Louise Bond-Williams

Personal information
- Born: 14 May 1982 (age 44) Chipping Campden, Gloucestershire, England
- Home town: Truro, Cornwall
- Height: 1.69 m (5 ft 7 in)
- Weight: 59 kg (130 lb)

Fencing career
- Sport: Fencing
- Weapon: Sabre
- Hand: right-handed
- National coach: Jon Salfield, Peter Frohlich
- Club: Truro Fencing Club
- Retired: 2012
- FIE ranking: current ranking

= Louise Bond-Williams =

British sabre fencer

Louise Bond-Williams (born 14 May 1982) is a former British sabre fencer. She represented Great Britain at the 2004 and 2012 Summer Olympics.

==Career==
Bond-Williams took up fencing at Chipping Campden School. She quickly showed promise, winning the West Midlands championships for her age class when she was twelve. She was then coached by David Kirby at Shakespeare's Swords, the fencing club at King Edward VI School, Stratford-upon-Avon.

In 1999, first year where women's sabre was allowed at top-level competitions, she earned a silver medal at the Cadet World Championships in Dijon and posted a last-16 finish at the Senior World Championships in Seoul. The following year she won a silver medal at Budapest and a gold medal at Havana in the Junior World Cup circuit. She went on to take a silver medal at the 2002 Junior World Championships in Antalya and reached the quarter-finals at the senior championships in Lisbon.
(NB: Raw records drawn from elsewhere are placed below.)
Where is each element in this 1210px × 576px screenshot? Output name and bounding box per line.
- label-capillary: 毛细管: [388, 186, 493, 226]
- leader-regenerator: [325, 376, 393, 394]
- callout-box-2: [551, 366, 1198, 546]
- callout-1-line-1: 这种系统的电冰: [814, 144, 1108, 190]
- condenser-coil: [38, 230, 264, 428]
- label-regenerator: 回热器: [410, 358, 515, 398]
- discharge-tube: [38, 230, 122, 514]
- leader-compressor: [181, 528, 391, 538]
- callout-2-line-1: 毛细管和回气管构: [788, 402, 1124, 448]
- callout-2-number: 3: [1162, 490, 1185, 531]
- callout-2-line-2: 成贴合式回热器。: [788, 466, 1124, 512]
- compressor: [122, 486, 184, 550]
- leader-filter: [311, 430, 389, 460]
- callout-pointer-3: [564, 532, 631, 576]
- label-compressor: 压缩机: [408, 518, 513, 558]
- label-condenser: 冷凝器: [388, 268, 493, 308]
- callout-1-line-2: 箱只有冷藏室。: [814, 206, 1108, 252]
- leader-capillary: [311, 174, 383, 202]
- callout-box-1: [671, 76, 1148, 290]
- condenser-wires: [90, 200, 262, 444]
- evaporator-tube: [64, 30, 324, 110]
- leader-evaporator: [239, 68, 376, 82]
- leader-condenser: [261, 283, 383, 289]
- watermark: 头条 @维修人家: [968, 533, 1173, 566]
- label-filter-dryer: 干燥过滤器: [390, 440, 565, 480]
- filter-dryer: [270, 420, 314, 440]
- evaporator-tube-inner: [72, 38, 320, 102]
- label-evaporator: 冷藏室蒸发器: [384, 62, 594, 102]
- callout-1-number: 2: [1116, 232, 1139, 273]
At a World Cup event in Spain Bond-Williams was noticed by Ohio State coach Vladimir Nazlymov who offered to train her in the United States and arranged for an athletic scholarship. She accepted the offer as the University of Birmingham, where she had been studying for a year, did not offer her the facilities to train properly at her level. She fenced for the Ohio State Buckeyes from 2002 to 2004, taking All-America honours each season. Ohio State would induct her into their Athletics Hall of Fame in 2012.

She made her Olympic début at the 2004 Summer Olympics, the first Games allowing women's sabre, after reaching the final in the European qualifying event. In the first round of the individual event she saw off Germany's Susanne Koenig, but lost afterwards to Russia's Yelena Nechayeva.

After the Games she resumed her history degree at Ohio State while serving as undergraduate assistant coach. She posted two quarter-finals finishes in the 2004–05 season and finished World No.22, a career best. She climbed her first senior World Cup podium with a bronze medal at Orléans in 2007. She missed out however for the 2008 Summer Olympics. She was severely injured in a car crash in late 2008 and sustained several operations which left her out for a full season.